Again I lied a bit earlier, you really only needed 14 lines of code to produce the above chart. I actually spent a few saving to a new dataset. I wanted to see if the reduced summary in this dataset was an accurate representation. You can see it is except for years 73 and 80, in which they had slight positive recoveries before the bottoming out, so one bend in the curve doesn’t really cut it in those instances. Again, the chart only takes some slight editing in the GPL to produce. Here I produce a chart where each year has it’s own panel, and the panels are wrapped (instead of placed in new rows). This is useful when you have many panels.

compute reduced = 1.
dataset activate NonFarmEmploy.
compute reduced = 0.
add files file = *
/file = 'reduced'.
dataset close reduced.
value labels reduced
0 'Full Series'
1 'Kaisers Reduced Series'.

*for some reason, not letting me format labels for small multiples.
value labels year
'1948' "48"
'1953' "53"
'1957' "57"
'1960' "60"
'1969' "69"
'1973' "73"
'1980' "80"
'1981' "81"
'1990' "90"
'2001' "01"
'2007' "07".

GGRAPH
  /GRAPHDATASET NAME="graphdataset" VARIABLES=MAP cdecline year flag_2007 reduced
  /GRAPHSPEC SOURCE=INLINE.
BEGIN GPL
 SOURCE: s=userSource(id("graphdataset"))
 DATA: MAP=col(source(s), name("MAP"))
 DATA: cdecline=col(source(s), name("cdecline"))
 DATA: year=col(source(s), name("year"), unit.category())
 DATA: flag_2007=col(source(s), name("flag_2007"), unit.category())
 DATA: reduced=col(source(s), name("reduced"), unit.category())
 COORD: rect(dim(1,2), wrap())
 SCALE: cat(aesthetic(aesthetic.color), map(("0", color.black), ("1", color.red)))
 SCALE: linear(dim(1), min(0), max(72))
 SCALE: linear(dim(2), min(-8), max(18))
 GUIDE: axis(dim(1), label("Months After Peak"), delta(6))
 GUIDE: axis(dim(2), label("Cum. Decline from NBER Peak"), delta(2))
 GUIDE: axis(dim(3), opposite())
 GUIDE: form.line(position(*,0), size(size."0.5px"), shape(shape.dash), color(color.lightgrey))
 GUIDE: legend(aesthetic(aesthetic.color.interior), null())
 GUIDE: legend(aesthetic(aesthetic.size), null())
 ELEMENT: line(position(MAP*cdecline*year), color(reduced))
END GPL.

SPSS was misbehaving and labelling my years with a comma. To prevent that I made value labels with just the trailing two years. Again I post-hoc edited the size of the Y and X axis labels and manually removed the gridlines. Quite short work. Harder is to add in labels, I don’t bother here, but I would assume to do it nicely (if really needed) I would need to do it manually. I don’t bother here because it isn’t clear to me why I should care

As oppossed to going into a diatribe about the utility of learning a statistical programming language, I will just say that, if you are an analyst that works with data on a regular basis, you are doing yourself a disservice by only sticking to excel. Not only is the tool in large parts limited to the types of graphics and analysis one can conduct, it is very difficult to make tasks routine and reproducible.

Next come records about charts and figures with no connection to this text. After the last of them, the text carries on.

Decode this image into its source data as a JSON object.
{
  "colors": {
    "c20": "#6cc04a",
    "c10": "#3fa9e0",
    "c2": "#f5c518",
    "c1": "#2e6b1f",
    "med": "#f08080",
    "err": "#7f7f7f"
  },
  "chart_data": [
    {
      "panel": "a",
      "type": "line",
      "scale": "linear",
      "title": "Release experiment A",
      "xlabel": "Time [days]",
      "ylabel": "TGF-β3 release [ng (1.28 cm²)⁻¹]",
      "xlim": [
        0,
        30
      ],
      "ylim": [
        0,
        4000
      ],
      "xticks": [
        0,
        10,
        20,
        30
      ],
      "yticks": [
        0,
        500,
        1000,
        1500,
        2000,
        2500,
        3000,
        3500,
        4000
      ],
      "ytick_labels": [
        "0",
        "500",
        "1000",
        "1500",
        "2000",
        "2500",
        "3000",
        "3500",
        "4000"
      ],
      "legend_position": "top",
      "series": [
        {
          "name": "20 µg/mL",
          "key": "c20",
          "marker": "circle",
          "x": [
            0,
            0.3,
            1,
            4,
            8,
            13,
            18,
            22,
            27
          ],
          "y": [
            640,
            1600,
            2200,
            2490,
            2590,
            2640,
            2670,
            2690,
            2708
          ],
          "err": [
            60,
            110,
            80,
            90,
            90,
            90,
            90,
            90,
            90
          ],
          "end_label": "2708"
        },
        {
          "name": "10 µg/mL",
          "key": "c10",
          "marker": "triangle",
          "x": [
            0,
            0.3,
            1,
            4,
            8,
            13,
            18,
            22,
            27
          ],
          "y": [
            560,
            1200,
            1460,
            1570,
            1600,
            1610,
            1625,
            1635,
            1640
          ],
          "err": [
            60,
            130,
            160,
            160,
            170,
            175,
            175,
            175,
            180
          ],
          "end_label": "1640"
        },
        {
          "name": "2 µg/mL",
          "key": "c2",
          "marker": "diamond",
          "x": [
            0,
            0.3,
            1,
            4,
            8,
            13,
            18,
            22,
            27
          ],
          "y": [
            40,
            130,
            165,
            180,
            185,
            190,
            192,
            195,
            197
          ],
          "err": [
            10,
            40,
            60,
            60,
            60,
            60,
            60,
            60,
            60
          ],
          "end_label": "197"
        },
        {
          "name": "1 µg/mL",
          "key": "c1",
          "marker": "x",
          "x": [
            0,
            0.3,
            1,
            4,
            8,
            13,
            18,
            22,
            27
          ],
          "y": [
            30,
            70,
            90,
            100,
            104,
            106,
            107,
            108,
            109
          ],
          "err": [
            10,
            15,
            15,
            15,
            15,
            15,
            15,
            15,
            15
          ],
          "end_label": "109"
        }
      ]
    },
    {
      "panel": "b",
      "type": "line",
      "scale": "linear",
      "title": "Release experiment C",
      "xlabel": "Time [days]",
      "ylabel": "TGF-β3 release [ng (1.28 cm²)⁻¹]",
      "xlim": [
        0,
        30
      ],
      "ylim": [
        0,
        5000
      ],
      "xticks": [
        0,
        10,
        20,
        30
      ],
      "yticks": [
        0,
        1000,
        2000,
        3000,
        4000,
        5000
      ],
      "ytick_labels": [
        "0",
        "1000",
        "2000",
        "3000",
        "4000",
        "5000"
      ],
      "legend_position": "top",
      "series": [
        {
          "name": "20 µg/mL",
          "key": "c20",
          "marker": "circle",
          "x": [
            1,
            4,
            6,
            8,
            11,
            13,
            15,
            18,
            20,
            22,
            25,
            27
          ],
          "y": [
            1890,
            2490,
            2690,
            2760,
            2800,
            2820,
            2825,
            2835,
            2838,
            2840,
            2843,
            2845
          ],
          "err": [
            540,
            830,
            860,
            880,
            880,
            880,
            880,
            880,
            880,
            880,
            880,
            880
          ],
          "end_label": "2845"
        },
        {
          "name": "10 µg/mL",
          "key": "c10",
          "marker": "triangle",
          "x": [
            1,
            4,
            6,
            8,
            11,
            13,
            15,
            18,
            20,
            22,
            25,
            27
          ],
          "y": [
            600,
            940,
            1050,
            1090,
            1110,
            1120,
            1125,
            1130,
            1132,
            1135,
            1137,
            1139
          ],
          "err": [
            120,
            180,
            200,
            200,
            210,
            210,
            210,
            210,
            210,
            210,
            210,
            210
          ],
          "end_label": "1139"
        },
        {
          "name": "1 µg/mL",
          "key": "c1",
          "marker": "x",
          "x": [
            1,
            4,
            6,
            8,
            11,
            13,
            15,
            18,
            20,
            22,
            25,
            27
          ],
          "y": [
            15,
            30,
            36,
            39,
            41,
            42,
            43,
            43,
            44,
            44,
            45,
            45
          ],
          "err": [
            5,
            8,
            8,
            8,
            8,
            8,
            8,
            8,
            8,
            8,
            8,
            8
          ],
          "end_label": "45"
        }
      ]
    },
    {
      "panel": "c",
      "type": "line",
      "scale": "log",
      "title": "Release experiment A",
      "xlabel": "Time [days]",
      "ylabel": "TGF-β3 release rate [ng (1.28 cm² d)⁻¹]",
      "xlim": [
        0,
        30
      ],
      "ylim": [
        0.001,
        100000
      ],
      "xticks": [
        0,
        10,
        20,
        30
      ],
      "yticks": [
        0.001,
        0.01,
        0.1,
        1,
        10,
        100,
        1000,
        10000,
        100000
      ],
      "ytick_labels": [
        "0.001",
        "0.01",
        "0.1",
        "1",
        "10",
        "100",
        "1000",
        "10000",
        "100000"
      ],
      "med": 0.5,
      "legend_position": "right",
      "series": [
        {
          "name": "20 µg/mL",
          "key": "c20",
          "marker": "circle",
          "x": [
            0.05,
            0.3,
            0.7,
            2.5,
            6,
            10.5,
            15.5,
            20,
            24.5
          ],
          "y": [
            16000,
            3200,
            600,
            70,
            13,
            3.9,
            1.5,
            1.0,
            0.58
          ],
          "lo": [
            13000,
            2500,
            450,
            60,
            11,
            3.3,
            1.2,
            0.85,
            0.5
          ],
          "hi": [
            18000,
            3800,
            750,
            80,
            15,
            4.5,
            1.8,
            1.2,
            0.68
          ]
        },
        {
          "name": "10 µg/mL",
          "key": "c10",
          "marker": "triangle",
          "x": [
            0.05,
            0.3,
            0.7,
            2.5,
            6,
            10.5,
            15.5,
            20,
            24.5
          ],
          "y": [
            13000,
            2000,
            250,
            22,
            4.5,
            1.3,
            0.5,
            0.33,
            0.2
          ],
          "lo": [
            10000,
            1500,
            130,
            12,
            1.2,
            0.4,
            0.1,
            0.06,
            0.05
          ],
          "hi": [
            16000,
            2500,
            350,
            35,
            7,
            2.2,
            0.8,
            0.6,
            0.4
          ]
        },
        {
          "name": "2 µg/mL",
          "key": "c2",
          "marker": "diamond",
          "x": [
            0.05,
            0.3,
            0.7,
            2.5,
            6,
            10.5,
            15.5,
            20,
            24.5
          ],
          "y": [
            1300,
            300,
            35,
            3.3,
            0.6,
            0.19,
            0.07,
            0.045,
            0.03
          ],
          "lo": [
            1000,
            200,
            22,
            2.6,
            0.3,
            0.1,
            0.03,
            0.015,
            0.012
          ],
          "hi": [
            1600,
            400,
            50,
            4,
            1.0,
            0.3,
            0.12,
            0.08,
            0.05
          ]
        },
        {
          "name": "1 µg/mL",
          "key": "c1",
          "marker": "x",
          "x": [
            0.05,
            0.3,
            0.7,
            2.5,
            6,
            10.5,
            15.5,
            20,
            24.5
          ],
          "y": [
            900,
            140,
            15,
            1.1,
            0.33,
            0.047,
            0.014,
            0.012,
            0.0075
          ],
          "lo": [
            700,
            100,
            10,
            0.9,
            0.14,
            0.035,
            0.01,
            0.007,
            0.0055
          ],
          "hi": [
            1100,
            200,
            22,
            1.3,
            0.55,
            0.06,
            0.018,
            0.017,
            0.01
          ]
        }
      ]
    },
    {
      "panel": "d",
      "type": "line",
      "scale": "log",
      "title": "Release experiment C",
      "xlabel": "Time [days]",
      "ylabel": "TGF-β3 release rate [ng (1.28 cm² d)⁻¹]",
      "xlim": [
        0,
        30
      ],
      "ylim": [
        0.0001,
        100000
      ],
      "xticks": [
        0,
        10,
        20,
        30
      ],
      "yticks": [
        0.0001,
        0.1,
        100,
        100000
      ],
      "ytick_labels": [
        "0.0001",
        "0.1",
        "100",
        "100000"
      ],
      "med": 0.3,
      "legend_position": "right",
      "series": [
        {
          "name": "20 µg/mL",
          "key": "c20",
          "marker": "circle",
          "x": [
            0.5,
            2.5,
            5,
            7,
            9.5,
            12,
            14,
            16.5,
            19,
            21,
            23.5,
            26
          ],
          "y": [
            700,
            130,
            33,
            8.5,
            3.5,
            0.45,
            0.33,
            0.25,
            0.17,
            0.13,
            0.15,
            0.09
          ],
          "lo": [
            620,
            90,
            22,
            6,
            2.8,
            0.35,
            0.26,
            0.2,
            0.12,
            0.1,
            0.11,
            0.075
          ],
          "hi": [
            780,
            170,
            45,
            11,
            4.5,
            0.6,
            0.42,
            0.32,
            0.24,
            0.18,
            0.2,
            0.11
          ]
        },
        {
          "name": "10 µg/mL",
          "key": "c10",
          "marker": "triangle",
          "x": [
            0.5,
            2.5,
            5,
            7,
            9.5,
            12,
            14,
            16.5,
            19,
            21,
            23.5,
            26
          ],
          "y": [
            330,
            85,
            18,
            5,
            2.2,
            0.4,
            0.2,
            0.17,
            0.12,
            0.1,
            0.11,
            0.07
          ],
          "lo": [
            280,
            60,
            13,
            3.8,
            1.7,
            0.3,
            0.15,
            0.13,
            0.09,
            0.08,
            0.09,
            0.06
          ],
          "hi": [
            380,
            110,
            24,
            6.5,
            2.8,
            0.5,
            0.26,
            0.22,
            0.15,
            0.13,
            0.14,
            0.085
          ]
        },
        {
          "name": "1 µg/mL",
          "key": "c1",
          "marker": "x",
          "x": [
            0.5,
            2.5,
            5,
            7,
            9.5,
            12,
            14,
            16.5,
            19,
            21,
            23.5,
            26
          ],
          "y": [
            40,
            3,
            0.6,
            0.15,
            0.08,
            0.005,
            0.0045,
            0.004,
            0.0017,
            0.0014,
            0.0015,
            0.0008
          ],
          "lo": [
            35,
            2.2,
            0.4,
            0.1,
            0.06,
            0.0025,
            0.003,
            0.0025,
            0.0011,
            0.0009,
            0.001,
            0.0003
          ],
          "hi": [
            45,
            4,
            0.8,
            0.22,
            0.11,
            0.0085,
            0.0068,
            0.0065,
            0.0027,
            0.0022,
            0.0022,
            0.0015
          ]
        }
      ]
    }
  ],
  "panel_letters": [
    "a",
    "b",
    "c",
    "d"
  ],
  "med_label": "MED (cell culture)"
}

Part of my dissapointment is that I highly suspect Kaiser has such programming experience, he just hasn’t taken the time to learn a statistical program thoroughly enough. I wouldn’t care, except that Kaiser is in a position of promoting best practices, and I would consider this to be one of them. I don’t deny that learning such programming languages is not easy, but as an analyst that works with data every day, I can tell you it is certainly worth the effort to learn a statistical programming language well.